Gingrich, who is a Catholic convert, clarified, "I have said publicly several times that I believe Obama is a Christian. He went to a Christian church for over 20 years. He was listening to the sermons." However, he added, "I think it is very bizarre that he is desperately concerned to apologize to Muslim religious fanatics while they are killing young Americans while at the same time going to war against the Catholic Church and against every right-to-live Protestant organization in the country. I just think it's a very strange value system."

Before he became president, Obama attended a United Church of Christ congregation in Chicago. After taking office, he has only occasionally attended churches in the Washington area.

Gingrich raised the issue several times earlier this week in Louisiana. "First, look you need to understand the elite media is in the tank for Obama. They're going to do anything that helps re-elect Obama. They're totally committed to Obama. It is just astonishing to me how pro-Obama they are," he told the Sandy Rios in the Morning radio show Thursday. "You think you're going to see two pages on Obama's Muslim friends? Or two pages on the degree to which Obama's persistently apologizing to Islam while attacking the Catholic Church? Do you see anybody in the elite media prepared to see say, 'Gee, you know this is kind of odd that we really worry a lot about the Quran and nothing about the Bible?'"
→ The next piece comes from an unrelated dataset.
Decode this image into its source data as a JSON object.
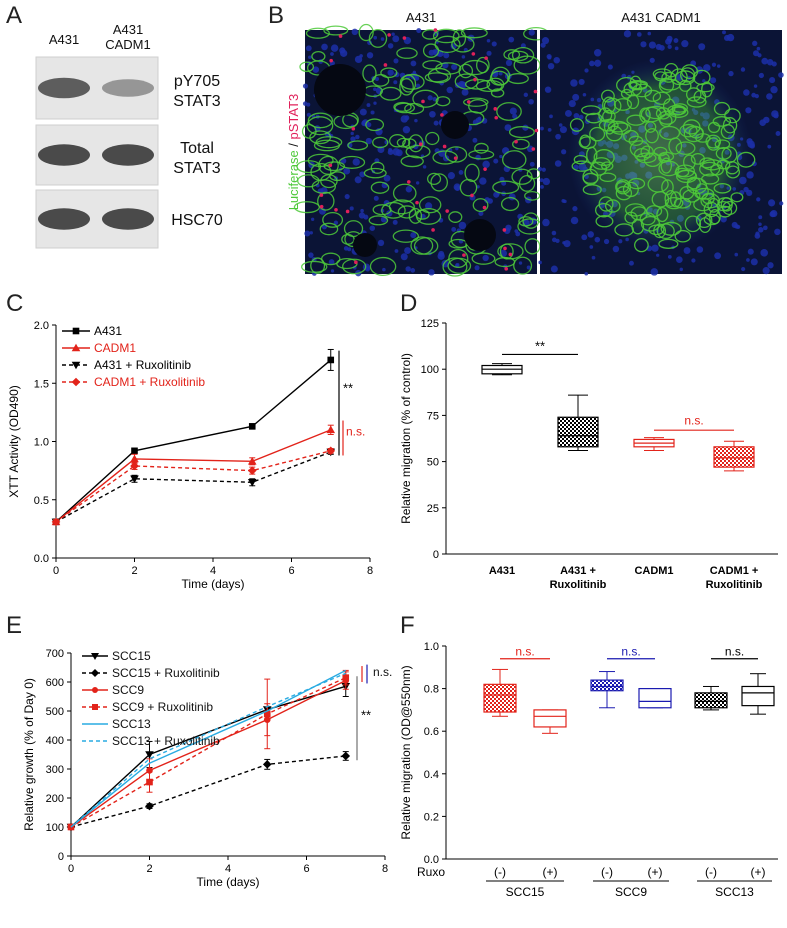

On Wednesday, Gingrich said at a stop in Pineville, "They're anti-religious unless it's Islam. This is the heart of the Obama problem, the dilemma he has." He also told Fox News, "Why is it he's more sensitive to radical Islamists who are killing young Americans than he is to the Catholic Church, to Baptists, to fundamentalists. I mean, the fact is, this is a very strange presidency."

GOP presidential candidate Rick Santorum, who is leading in polls in Louisiana, also spoke Friday about Obama's pro-Muslim "bias." "You know, it's not surprising this president will go down in history here as the president who has embraced radical Islamic groups," he told the Sean Hannity radio show.

Amid doubts about his faith, Obama has reaffirmed his Christian beliefs. During a 2010 backyard discussion in New Mexico, he revealed that the "precepts of Jesus Christ" drew him to Christianity and affirmed that "we achieve salvation through the grace of God." He has also spoken about his faith during prayer breakfasts and holidays including Christmas.